Но что-то в лице ее изменилось, я заметил, изменились и движения, и голос. Опять вдруг выступила в ней та жесткая, та угловатая и суровая основа, проступила твердая форма, из которой было сделано ее лицо. Она как будто чувствовала себя не совсем здоровой. И улыбки ее я в ту ночь больше не видел.
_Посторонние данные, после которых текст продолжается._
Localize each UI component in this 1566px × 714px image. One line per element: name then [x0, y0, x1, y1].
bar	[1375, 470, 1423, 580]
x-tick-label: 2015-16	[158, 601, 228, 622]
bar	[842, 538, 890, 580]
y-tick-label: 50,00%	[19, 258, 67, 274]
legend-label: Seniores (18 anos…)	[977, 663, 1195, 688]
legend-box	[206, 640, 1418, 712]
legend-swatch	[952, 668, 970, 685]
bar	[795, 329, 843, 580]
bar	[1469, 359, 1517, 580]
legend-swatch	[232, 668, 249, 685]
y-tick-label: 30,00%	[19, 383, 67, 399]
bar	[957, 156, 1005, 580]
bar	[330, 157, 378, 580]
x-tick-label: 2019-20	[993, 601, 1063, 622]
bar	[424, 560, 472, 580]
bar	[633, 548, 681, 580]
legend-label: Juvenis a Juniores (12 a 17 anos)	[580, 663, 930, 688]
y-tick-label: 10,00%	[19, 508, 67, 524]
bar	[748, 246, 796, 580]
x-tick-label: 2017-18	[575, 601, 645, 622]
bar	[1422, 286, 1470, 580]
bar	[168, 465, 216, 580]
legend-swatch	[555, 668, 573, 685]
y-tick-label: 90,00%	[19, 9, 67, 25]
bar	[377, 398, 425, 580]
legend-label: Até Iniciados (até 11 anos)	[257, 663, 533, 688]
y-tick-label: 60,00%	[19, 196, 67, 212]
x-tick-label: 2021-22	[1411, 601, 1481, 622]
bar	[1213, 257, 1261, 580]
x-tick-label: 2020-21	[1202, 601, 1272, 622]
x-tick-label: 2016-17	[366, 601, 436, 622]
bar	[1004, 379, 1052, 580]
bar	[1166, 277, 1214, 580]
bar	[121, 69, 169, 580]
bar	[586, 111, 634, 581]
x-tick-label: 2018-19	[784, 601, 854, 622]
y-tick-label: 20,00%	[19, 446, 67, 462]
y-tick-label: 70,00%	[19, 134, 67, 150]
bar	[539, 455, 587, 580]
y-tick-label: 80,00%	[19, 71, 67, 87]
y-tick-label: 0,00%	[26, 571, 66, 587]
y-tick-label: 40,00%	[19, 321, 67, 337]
Через неделю я был уже в Чикаго.
3
Сперва — незнакомый вокзал, ощущение, будто приехал в самый центр чего-то, на самом деле никакой это не центр, центр далеко, не то вправо, не то влево, а приезжают куда-то сбоку. Но это кажется невероятным: в чужом городе, о котором по-настоящему ничего не известно, всегда кажется, что центр это именно то место, где ты сейчас находишься. Потом — красота плакатов, синий, розовый, зеленый мир, непохожий на всамделишный, потому что уж слишком он хорошо подделан: чем лучше подделать, тем меньше веришь, что это тот самый мир, в котором ты родился и умрешь; в настоящем мире столько недоделанного, недосказанного, недопонятого, и чем он нереальнее изображен, тем больше он похож на тот, в котором я живу. Вокзальные просторы. Белый день ломится в окна, толпа, ребенок ест мороженое, собаке тоже хочется, но ей не дали. Ряд чьих-то чемоданов. Жаль собаки, но ничего не поделаешь. Вереница такси на улице. Тут у меня записан их адрес. Улица приличного названия, но, конечно, не Цицерона и не Байрона. Говорят, есть три теории, почему он помчался тогда в Грецию, но, по-моему, была четвертая причина. Есть только одна теория, почему я здесь сейчас, и нет и не может быть другой, потому что я не только не Байрон, но даже и не тот неведомый избранник, а только какой-то пятый или одиннадцатый, или триста восемьдесят шестой. Я говорю адрес шоферу. Я хотел бы послушать, как человек с таким затылком выражает свои мысли, то есть какие слова произносит и где они у него хранятся. Мы едем быстро, и центр города, которым был для меня вокзал, перемещается вместе со мной: то это угол, где какие-то люди хватают газету у газетчика, то это перекресток, где мы остановились, ожидая зеленого огня. Воображаю жизнь, где одни зеленые огни, так изумрудами и усыпана вся жизнь до горизонта. А там, за горизонтом, поворот и опять — жена стрелочника стоит с зеленым флагом, как на детской картинке. И нет причины, чтобы это кончилось, если, конечно, не простудиться очень сильно или вдруг не обнаружить какую-нибудь роковую опухоль, именно роковую, а не какую-нибудь другую. Очень шумно, очень тесно, но не шумнее и не теснее, чем в других городах. Сколько я их перевидал на своем веку, больших и маленьких, но я понимал и любил их. Мы оба их любили когда-то, пока они не стали рушиться вокруг нас один за другим. После этого мы стали их немного бояться.